A brace of Bs and a C

Steinway also had a pop up shop in Alsthaus, the main department store in central Hamburg. I believe it ends end of September 2024. Claudia recommended that I go and have a look at the Sunburst upright there because it had a particularly nice sound. So I did.

Sunburst

They were also running weekend concerts there, and the morning after that concert, I went and had a look at the Steinway B that was in the pop up shop and I did play both it and the Sunburst. There are radical differences between the grand and upright Steinways – the uprights are slightly heavier to play – but it’s interesting to do it. I might aspire to a Steinway B at some point in my life but my journey has, afterall, started with a digital Kawai CA59.

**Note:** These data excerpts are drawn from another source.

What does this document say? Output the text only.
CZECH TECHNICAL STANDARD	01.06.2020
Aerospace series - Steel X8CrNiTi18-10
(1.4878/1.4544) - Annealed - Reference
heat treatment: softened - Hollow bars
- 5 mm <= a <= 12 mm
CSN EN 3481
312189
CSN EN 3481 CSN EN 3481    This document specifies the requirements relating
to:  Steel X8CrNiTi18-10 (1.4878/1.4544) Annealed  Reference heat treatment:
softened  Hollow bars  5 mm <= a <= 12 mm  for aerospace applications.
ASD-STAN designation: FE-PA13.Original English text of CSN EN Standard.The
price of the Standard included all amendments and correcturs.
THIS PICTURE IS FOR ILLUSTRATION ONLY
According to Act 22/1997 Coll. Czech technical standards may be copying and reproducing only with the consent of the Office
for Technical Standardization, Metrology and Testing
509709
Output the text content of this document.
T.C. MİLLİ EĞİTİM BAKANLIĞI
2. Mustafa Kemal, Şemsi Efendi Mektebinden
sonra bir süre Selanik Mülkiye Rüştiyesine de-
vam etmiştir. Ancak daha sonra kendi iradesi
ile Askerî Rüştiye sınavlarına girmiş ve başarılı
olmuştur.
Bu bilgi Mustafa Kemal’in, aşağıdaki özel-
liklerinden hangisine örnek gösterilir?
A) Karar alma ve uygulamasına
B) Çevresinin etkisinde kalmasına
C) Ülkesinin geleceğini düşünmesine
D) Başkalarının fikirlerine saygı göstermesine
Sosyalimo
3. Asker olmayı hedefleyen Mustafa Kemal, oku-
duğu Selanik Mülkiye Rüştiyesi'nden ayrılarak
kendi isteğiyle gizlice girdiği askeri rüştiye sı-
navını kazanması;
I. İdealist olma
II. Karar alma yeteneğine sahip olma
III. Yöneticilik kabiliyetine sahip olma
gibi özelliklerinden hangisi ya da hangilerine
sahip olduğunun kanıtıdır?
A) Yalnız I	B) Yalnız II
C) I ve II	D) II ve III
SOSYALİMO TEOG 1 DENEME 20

One thing I do have to reiterate is that I spoke to several Steinway staff between both the Flagship and the Pop-Up. Steinway’s staff are unfailingly polite, very open and welcoming. In particular (despite not remembering his name), I would like to underline the very interesting and broad conversation I had with Steinway’s technician (who was voicing the D when I arrived) which covered the need to be not so conservative, views on several top concert pianists, the recognition of how some pianists make you want to play more (Olafsson in particular here).

I’m always honest to say I am not buying today but I’ve found that many Steinway sales staff put the time. Unfailingly they know what they are talking about and I have never met any who do not play themselves. They understand.